Hong Kong’s Hang Seng advanced 0.4 per cent to 22,605.62 and South Korea’s Kospi added 0.4 per cent to 2,007.94. Australia’s S&P/ASX 200 gained 0.6 percent to 5,033.80. Shares in mainland China, Taiwan and Indonesia also rose. Japanese stocks were the only losers in Asia as the yen strengthened against the US dollar following several months of weakness that boosted exporters. Japan’s Nikkei 225 fell 0.5 per cent to 11,345.54.
In testimony to Congress on Tuesday, Federal Reserve Chairman Ben Bernanke expressed confidence that the central bank’s low-rate policies currently pose little risk of causing runaway inflation or a stock market bubble. That eased recent jitters the Fed would start to withdraw its super easy monetary policy. US economic indicators also gave Asian markets a lift. Home sales rose to the highest level in more than four years last month and American consumers showed confidence for the first time in three months in February.
“Asian markets held up well after US stock markets showed little impact to Italy’s election results,” said Kwak Joong-bo, a Seoul-based analyst at Samsung Securities.
Samsung Electronics Co., the world’s largest maker of memory chips, televisions and mobile phones, rose 0.7 per cent while Hyundai Motor Co. climbed 0.9 per cent. Taiwan-based phone maker HTC Corp. also added 1.3 per cent. Yet stock market gains in Asia remained modest, showing that investors have not fully regained their appetite for risky assets ahead of looming automatic spending cuts due to start Friday in the US.

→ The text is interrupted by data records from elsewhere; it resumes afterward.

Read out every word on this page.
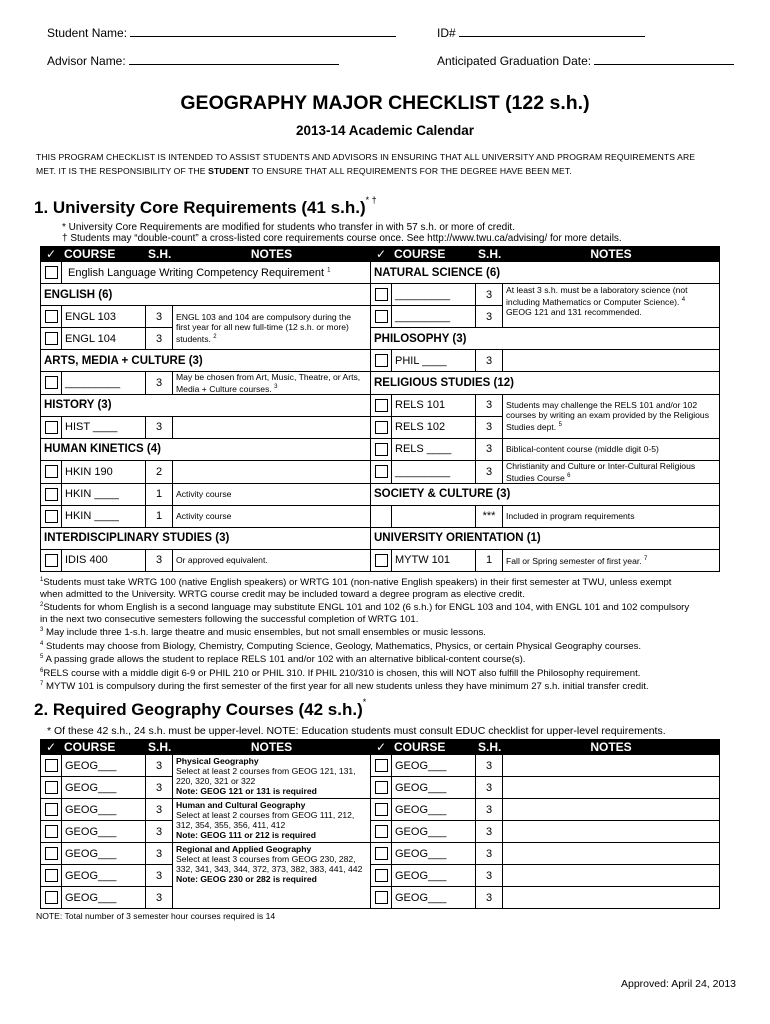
Student Name:	ID#
Advisor Name:	Anticipated Graduation Date:
GEOGRAPHY MAJOR CHECKLIST (122 s.h.)
2013-14 Academic Calendar
THIS PROGRAM CHECKLIST IS INTENDED TO ASSIST STUDENTS AND ADVISORS IN ENSURING THAT ALL UNIVERSITY AND PROGRAM REQUIREMENTS ARE
MET. IT IS THE RESPONSIBILITY OF THE STUDENT TO ENSURE THAT ALL REQUIREMENTS FOR THE DEGREE HAVE BEEN MET.
1. University Core Requirements (41 s.h.)* †
* University Core Requirements are modified for students who transfer in with 57 s.h. or more of credit.
† Students may “double-count” a cross-listed core requirements course once. See http://www.twu.ca/advising/ for more details.
✓	COURSE	S.H.	NOTES	✓	COURSE	S.H.	NOTES
	English Language Writing Competency Requirement $^1$			NATURAL SCIENCE (6)			
ENGLISH (6)					_________	3	At least 3 s.h. must be a laboratory science (not including Mathematics or Computer Science). $^4$
GEOG 121 and 131 recommended.
	ENGL 103	3	ENGL 103 and 104 are compulsory during the first year for all new full-time (12 s.h. or more) students. $^2$		_________	3	
	ENGL 104	3		PHILOSOPHY (3)			
ARTS, MEDIA + CULTURE (3)					PHIL ____	3	
	_________	3	May be chosen from Art, Music, Theatre, or Arts, Media + Culture courses. $^3$	RELIGIOUS STUDIES (12)			
HISTORY (3)					RELS 101	3	Students may challenge the RELS 101 and/or 102 courses by writing an exam provided by the Religious Studies dept. $^5$
	HIST ____	3			RELS 102	3	
HUMAN KINETICS (4)					RELS ____	3	Biblical-content course (middle digit 0-5)
	HKIN 190	2			_________	3	Christianity and Culture or Inter-Cultural Religious Studies Course $^6$
	HKIN ____	1	Activity course	SOCIETY & CULTURE (3)			
	HKIN ____	1	Activity course			***	Included in program requirements
INTERDISCIPLINARY STUDIES (3)				UNIVERSITY ORIENTATION (1)			
	IDIS 400	3	Or approved equivalent.		MYTW 101	1	Fall or Spring semester of first year. $^7$
$^1$Students must take WRTG 100 (native English speakers) or WRTG 101 (non-native English speakers) in their first semester at TWU, unless exempt
when admitted to the University. WRTG course credit may be included toward a degree program as elective credit.
$^2$Students for whom English is a second language may substitute ENGL 101 and 102 (6 s.h.) for ENGL 103 and 104, with ENGL 101 and 102 compulsory
in the next two consecutive semesters following the successful completion of WRTG 101.
$^3$ May include three 1-s.h. large theatre and music ensembles, but not small ensembles or music lessons.
$^4$ Students may choose from Biology, Chemistry, Computing Science, Geology, Mathematics, Physics, or certain Physical Geography courses.
$^5$ A passing grade allows the student to replace RELS 101 and/or 102 with an alternative biblical-content course(s).
$^6$RELS course with a middle digit 6-9 or PHIL 210 or PHIL 310. If PHIL 210/310 is chosen, this will NOT also fulfill the Philosophy requirement.
$^7$ MYTW 101 is compulsory during the first semester of the first year for all new students unless they have minimum 27 s.h. initial transfer credit.
2. Required Geography Courses (42 s.h.)*
* Of these 42 s.h., 24 s.h. must be upper-level. NOTE: Education students must consult EDUC checklist for upper-level requirements.
✓	COURSE	S.H.	NOTES	✓	COURSE	S.H.	NOTES
	GEOG___	3	Physical Geography
Select at least 2 courses from GEOG 121, 131, 220, 320, 321 or 322
Note: GEOG 121 or 131 is required		GEOG___	3	
	GEOG___	3			GEOG___	3	
	GEOG___	3	Human and Cultural Geography
Select at least 2 courses from GEOG 111, 212, 312, 354, 355, 356, 411, 412
Note: GEOG 111 or 212 is required		GEOG___	3	
	GEOG___	3			GEOG___	3	
	GEOG___	3	Regional and Applied Geography
Select at least 3 courses from GEOG 230, 282, 332, 341, 343, 344, 372, 373, 382, 383, 441, 442
Note: GEOG 230 or 282 is required		GEOG___	3	
	GEOG___	3			GEOG___	3	
	GEOG___	3			GEOG___	3	
NOTE: Total number of 3 semester hour courses required is 14
Approved: April 24, 2013
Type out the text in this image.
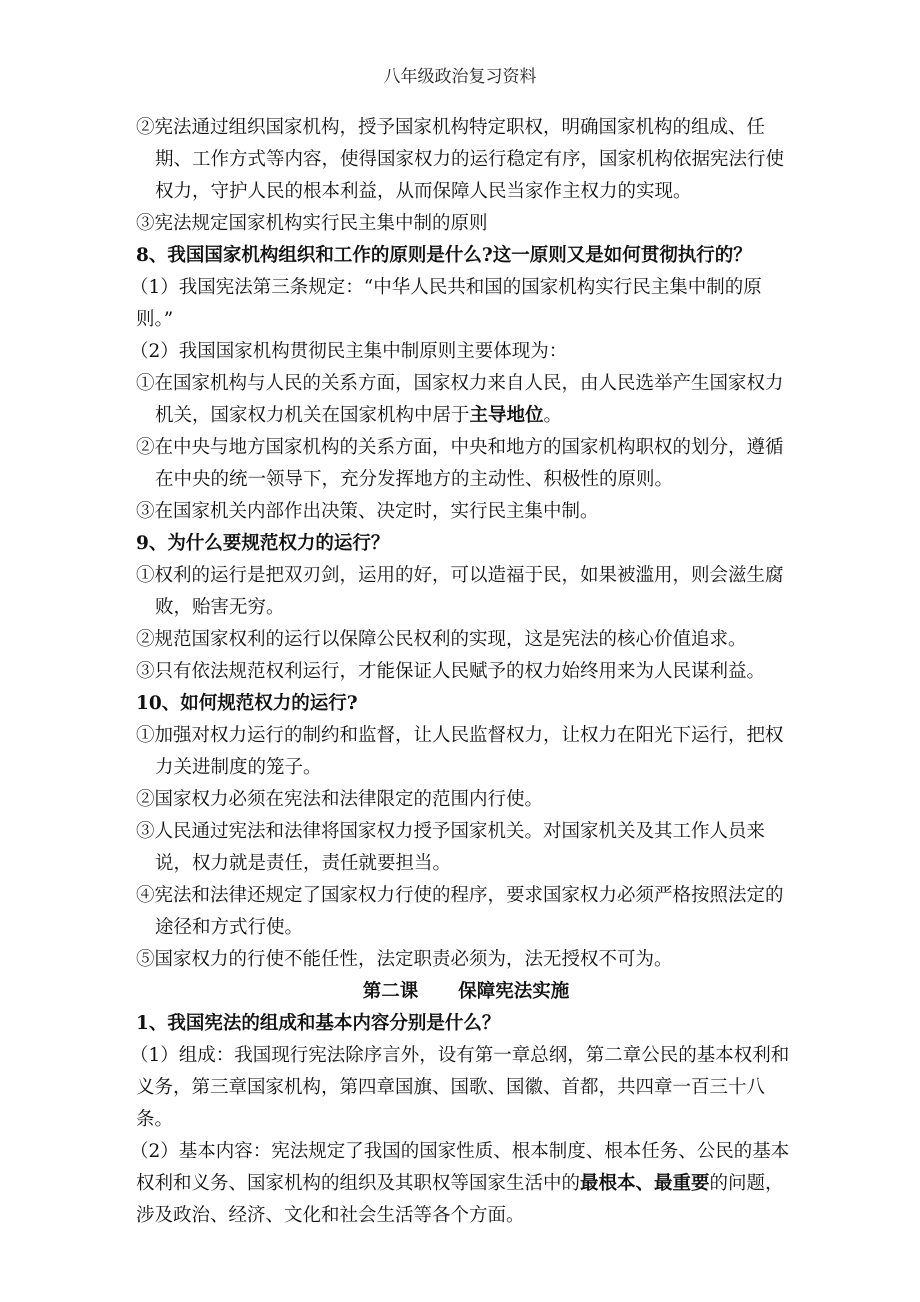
八年级政治复习资料

②宪法通过组织国家机构，授予国家机构特定职权，明确国家机构的组成、任期、工作方式等内容，使得国家权力的运行稳定有序，国家机构依据宪法行使权力，守护人民的根本利益，从而保障人民当家作主权力的实现。

③宪法规定国家机构实行民主集中制的原则

8、我国国家机构组织和工作的原则是什么?这一原则又是如何贯彻执行的？

（1）我国宪法第三条规定：“中华人民共和国的国家机构实行民主集中制的原则。”

（2）我国国家机构贯彻民主集中制原则主要体现为：

①在国家机构与人民的关系方面，国家权力来自人民，由人民选举产生国家权力机关，国家权力机关在国家机构中居于主导地位。

②在中央与地方国家机构的关系方面，中央和地方的国家机构职权的划分，遵循在中央的统一领导下，充分发挥地方的主动性、积极性的原则。

③在国家机关内部作出决策、决定时，实行民主集中制。

9、为什么要规范权力的运行？

①权利的运行是把双刃剑，运用的好，可以造福于民，如果被滥用，则会滋生腐败，贻害无穷。

②规范国家权利的运行以保障公民权利的实现，这是宪法的核心价值追求。

③只有依法规范权利运行，才能保证人民赋予的权力始终用来为人民谋利益。

10、如何规范权力的运行?

①加强对权力运行的制约和监督，让人民监督权力，让权力在阳光下运行，把权力关进制度的笼子。

②国家权力必须在宪法和法律限定的范围内行使。

③人民通过宪法和法律将国家权力授予国家机关。对国家机关及其工作人员来说，权力就是责任，责任就要担当。

④宪法和法律还规定了国家权力行使的程序，要求国家权力必须严格按照法定的途径和方式行使。

⑤国家权力的行使不能任性，法定职责必须为，法无授权不可为。

第二课 保障宪法实施

1、我国宪法的组成和基本内容分别是什么？

（1）组成：我国现行宪法除序言外，设有第一章总纲，第二章公民的基本权利和义务，第三章国家机构，第四章国旗、国歌、国徽、首都，共四章一百三十八条。

（2）基本内容：宪法规定了我国的国家性质、根本制度、根本任务、公民的基本权利和义务、国家机构的组织及其职权等国家生活中的最根本、最重要的问题，涉及政治、经济、文化和社会生活等各个方面。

And with Italy emerging from elections on Tuesday with no clear winner, there are lingering uncertainties about the fate of deficit and debt reduction measures in one of Europe’s biggest economies. The Italian election result drove markets in Europe markedly lower. If Italian parties fail to form a governing coalition, new elections would be required, causing more uncertainty and a leadership vacuum.